Whether re-shelling of old sugar mills rollers leviable to service tax under repair and maintenance service?
Case:- COMMISSIONER OF CENTRAL EXCISE, KOLHAPUR V/S S. B. RESHELLERS PVT. LTD.
 
Citation:- 2014 (340 S.T.R. 605 (Tri. – Mumbai)
 
Brief facts:- Brief facts of the case are that the respondent are engaged in providing services of re-shelling of old sugar mills rollers. Show cause notice was issued to the respondent demanding service tax under Maintenance or Repair Service as defined under section 65(64) of the Finance Act, 1994. The adjudicating authority confirmed the demand and imposed penalties. The respondent filed appeal before the Commissioner (Appeals) and the Commissioner (Appeals) held that the value of material used in providing service is not to be taken into consideration while arriving at the assessable value of taxable service. 
 
Appellant’s contentions:-Revenue filed this appeal on the ground that the value of material is to be included in the value of service as the material is not separately supplied but the same is consumed during re-shelling of old rollers.
 
Respondent’s contentions:- The contention of the respondent is that the demand is for the period from 1-7-2003 to 10-9-2004 and the definition of Repair and Maintenance Service is amended with effect from 16-6-2005. The contention is that prior to 16-6-2005 if the repair is carried out under maintenance and repairs contract or agreement the same is liable for service tax and relied upon Board’s Circular F. No.
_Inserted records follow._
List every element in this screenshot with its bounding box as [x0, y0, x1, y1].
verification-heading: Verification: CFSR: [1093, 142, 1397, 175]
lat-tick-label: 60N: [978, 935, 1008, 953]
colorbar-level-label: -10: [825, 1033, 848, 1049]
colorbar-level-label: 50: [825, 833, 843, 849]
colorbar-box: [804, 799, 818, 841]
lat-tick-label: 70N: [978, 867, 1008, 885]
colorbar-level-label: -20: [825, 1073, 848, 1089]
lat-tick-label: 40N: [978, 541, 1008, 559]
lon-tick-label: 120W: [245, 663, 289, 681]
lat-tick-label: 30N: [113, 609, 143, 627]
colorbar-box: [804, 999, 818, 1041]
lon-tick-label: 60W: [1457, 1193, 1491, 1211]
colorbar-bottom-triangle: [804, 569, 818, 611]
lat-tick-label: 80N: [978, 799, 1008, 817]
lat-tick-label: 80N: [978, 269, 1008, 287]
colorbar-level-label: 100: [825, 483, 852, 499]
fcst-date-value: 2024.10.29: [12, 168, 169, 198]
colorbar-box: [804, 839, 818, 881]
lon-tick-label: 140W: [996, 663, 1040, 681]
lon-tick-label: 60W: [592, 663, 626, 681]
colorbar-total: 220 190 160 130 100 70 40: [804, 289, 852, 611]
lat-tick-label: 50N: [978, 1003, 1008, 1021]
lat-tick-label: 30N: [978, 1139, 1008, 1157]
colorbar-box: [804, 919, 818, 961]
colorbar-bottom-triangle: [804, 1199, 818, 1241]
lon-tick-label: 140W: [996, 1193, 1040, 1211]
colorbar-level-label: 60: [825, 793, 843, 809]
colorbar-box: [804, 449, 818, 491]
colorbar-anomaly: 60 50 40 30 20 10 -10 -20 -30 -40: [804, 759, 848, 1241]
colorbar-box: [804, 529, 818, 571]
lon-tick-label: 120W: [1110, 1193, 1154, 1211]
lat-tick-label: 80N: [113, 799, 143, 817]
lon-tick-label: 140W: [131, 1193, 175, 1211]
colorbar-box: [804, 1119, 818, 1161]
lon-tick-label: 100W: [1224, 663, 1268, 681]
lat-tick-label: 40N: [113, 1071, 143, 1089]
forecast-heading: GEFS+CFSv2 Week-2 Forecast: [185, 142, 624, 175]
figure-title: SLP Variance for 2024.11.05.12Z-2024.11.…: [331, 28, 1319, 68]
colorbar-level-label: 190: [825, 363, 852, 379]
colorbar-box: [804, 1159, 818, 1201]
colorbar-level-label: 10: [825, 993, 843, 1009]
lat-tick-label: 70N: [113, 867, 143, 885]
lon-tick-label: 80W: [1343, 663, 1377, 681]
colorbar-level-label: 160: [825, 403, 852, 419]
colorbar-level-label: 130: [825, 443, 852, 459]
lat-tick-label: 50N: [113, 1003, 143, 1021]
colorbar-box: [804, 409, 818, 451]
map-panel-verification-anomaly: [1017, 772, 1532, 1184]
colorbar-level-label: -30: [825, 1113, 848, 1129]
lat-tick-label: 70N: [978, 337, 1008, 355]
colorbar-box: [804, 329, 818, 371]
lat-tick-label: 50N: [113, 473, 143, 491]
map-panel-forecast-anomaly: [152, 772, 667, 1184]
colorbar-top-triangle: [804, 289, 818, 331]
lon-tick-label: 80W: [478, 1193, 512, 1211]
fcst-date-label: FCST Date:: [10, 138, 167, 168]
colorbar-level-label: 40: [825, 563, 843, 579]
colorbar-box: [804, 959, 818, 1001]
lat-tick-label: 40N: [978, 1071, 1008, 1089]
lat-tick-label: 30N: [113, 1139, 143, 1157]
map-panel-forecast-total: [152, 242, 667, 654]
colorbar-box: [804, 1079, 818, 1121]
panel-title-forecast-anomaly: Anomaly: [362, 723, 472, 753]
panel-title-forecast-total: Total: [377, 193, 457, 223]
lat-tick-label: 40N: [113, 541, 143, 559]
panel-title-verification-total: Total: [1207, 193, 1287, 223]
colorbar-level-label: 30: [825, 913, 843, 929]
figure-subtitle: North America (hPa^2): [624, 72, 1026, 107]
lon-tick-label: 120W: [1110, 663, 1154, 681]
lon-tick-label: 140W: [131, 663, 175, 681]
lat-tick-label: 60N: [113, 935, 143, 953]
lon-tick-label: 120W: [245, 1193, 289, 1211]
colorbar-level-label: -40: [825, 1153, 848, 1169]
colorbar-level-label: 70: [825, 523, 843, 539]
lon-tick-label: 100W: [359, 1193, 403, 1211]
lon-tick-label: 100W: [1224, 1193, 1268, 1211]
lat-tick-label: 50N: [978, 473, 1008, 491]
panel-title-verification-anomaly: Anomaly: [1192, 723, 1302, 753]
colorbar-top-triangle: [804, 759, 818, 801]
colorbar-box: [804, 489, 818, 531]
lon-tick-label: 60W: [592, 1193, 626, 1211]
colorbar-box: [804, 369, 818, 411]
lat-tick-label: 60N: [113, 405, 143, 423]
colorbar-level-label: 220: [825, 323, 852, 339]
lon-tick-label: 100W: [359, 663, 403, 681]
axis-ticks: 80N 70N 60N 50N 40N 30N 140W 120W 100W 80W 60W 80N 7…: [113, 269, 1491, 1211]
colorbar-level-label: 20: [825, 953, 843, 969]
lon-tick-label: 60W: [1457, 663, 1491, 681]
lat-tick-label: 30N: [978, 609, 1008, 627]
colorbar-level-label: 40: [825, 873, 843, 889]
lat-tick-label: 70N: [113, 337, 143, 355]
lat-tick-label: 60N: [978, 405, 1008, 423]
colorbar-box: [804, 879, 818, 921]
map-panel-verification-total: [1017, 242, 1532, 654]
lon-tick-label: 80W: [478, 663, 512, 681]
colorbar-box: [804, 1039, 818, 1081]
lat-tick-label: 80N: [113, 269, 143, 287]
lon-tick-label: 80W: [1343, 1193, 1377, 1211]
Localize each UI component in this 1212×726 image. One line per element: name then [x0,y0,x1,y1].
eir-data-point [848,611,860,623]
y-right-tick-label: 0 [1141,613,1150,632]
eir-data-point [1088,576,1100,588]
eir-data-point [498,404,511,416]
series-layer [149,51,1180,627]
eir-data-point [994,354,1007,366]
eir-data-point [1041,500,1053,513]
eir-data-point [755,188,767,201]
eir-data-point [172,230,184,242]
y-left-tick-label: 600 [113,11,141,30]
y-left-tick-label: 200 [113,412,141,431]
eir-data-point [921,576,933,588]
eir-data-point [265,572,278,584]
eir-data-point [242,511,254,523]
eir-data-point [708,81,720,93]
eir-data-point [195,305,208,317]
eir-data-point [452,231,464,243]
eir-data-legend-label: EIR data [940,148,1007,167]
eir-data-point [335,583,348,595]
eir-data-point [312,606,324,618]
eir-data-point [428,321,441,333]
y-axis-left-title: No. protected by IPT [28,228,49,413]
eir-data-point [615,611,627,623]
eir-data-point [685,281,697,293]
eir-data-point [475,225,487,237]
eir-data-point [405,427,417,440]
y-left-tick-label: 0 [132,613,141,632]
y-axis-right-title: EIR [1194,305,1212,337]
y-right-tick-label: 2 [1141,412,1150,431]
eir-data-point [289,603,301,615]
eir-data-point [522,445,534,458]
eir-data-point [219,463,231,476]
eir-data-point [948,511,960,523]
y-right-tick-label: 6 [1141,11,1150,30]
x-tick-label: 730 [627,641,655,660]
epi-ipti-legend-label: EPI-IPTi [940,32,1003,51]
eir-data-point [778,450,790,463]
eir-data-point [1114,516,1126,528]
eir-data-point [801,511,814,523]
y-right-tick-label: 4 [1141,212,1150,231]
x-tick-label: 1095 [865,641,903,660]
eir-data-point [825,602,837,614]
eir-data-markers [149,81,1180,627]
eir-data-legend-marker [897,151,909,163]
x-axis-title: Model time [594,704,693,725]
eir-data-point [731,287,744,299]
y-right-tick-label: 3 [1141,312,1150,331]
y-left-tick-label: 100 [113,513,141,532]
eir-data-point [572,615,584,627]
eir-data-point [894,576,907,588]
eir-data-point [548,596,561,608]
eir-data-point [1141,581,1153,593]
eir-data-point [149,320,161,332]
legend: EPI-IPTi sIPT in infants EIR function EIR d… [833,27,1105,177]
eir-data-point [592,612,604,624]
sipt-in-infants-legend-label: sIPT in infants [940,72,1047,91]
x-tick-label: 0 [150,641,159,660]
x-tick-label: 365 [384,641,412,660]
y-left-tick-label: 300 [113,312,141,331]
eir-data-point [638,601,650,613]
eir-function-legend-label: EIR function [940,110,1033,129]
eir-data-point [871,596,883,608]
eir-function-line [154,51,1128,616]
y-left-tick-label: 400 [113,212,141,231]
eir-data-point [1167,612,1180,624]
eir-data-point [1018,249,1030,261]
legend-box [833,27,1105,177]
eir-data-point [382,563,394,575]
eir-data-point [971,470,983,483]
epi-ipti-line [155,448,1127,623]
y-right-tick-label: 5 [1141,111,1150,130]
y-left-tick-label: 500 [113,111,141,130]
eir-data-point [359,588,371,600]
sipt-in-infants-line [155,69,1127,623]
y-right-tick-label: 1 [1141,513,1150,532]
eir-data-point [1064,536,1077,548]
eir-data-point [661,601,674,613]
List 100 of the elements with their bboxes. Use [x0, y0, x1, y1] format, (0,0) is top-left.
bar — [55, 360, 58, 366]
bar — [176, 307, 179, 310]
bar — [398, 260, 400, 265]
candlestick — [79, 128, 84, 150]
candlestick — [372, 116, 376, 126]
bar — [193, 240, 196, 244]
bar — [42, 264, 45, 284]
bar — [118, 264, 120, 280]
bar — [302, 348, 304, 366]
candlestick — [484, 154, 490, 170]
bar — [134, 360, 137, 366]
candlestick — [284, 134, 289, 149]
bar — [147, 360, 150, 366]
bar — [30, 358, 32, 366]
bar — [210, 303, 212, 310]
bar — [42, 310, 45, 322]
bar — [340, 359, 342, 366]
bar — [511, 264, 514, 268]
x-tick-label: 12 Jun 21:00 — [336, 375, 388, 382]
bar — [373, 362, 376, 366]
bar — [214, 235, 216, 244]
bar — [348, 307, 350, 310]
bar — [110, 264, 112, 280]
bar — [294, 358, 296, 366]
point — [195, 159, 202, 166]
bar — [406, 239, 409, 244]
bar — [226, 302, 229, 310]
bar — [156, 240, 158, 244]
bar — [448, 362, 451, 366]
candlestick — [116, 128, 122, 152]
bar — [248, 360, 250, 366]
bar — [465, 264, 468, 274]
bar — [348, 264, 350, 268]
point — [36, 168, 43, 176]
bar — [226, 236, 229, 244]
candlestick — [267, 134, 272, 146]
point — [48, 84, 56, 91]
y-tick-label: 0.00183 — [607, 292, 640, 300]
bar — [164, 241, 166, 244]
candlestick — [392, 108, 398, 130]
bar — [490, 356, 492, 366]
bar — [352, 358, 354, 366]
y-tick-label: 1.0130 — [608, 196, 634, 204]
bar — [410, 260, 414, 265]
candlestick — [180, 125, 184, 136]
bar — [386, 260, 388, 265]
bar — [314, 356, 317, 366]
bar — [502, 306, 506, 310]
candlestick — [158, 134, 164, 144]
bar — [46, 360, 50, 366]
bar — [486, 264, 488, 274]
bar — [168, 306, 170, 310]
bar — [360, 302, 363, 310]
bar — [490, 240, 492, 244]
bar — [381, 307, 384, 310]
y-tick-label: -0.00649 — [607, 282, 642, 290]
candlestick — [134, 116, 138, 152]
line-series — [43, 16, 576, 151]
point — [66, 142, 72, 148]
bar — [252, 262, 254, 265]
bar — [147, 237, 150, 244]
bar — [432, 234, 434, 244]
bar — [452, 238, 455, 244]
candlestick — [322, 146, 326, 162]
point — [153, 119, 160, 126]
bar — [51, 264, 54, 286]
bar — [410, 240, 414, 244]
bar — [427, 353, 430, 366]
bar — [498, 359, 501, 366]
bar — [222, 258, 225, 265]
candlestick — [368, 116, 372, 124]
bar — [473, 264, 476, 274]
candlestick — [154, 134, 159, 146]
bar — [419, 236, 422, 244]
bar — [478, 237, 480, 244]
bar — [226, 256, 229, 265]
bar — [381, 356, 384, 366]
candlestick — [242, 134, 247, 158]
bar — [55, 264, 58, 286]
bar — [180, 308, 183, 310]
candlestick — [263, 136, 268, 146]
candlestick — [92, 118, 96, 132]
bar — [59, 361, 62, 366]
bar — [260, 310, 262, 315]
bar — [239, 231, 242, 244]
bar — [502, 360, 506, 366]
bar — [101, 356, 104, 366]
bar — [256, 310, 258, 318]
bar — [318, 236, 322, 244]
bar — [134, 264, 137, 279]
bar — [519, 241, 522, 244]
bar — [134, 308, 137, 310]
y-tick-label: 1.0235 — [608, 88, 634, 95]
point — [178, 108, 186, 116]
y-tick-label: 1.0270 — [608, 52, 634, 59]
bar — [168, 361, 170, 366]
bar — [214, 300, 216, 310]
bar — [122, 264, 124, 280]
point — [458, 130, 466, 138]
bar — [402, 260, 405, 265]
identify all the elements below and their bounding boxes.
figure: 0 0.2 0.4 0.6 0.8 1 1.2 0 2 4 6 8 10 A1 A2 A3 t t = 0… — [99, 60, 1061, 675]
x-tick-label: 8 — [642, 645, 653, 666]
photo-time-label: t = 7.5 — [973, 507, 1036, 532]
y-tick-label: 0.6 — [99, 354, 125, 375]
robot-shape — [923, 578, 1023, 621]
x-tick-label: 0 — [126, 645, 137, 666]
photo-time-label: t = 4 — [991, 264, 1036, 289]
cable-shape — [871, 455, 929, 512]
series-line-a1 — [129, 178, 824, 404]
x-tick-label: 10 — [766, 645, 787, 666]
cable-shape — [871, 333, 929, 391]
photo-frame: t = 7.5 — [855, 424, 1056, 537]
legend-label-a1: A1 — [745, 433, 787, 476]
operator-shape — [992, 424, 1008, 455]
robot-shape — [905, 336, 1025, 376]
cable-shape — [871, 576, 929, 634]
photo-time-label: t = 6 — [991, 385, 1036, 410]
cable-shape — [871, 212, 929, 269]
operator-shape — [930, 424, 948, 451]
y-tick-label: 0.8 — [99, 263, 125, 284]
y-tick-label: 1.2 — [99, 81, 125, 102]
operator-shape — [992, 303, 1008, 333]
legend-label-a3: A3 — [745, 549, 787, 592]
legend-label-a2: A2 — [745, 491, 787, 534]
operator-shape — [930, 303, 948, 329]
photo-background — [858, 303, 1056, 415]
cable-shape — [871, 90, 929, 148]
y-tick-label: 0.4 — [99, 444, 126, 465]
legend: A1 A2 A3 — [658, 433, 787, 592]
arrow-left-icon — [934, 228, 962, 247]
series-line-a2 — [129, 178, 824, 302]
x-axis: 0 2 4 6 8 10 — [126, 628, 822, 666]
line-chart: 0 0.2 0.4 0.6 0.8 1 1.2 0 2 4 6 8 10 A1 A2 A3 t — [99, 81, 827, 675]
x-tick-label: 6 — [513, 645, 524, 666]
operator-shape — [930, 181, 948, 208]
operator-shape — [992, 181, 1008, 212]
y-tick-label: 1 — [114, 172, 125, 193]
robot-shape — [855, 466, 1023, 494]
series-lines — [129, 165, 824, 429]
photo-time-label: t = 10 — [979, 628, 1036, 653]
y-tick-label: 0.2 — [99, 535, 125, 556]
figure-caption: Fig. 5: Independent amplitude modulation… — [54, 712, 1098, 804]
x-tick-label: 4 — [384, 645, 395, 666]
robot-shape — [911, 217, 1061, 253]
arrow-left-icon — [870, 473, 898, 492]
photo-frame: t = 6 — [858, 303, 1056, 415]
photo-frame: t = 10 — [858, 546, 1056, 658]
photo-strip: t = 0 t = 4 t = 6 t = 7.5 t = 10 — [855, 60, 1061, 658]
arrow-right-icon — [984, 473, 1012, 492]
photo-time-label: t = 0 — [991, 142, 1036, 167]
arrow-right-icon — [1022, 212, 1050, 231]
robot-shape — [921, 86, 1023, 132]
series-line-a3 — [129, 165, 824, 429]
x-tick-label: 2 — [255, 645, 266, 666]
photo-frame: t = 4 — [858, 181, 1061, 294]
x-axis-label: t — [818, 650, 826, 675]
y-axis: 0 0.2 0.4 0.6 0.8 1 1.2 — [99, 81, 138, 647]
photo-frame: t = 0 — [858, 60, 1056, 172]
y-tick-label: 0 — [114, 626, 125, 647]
B1/6/2005-TRU, dated 26-7-2005.
 
Reasoning of judgment:- We find that in the present case, there is no maintenance contract or agreement. Therefore, there is no merit in the appeal filed by Revenue, in view of this board’s Circular dated 27-7-2005, wherein it has been clarified in para 16.4, that prior to 16-6-2005 maintenance or repair carried out under an agreement or contract was covered under the service tax. Repairs and service carried out under a contract other than a maintenance contract was not covered within the purview of service tax.
 
Revenue has only raised the issue of valuation of taxable service. In view of the above finding as the activity is not liable for service tax, we find that the issue of valuation will not survive.
 
Decision:- The appeal is dismissed.
 
Comment:- The analogy of the case is that the issue involved in the case is related to prior period from 16-6-2005 wherein the definition of Maintenance and Repairs services stated that repair services provided in terms of a contract is leviable to service tax. Accordingly, as in the present case, there was no agreement for repairs and the issue is also prior to 16-6-2005, it was concluded that no service tax is leviable. As the revenue was in appeal on the valuation issue, the same was also rejected because when there is no liability to service tax, the question of valuation does not arise.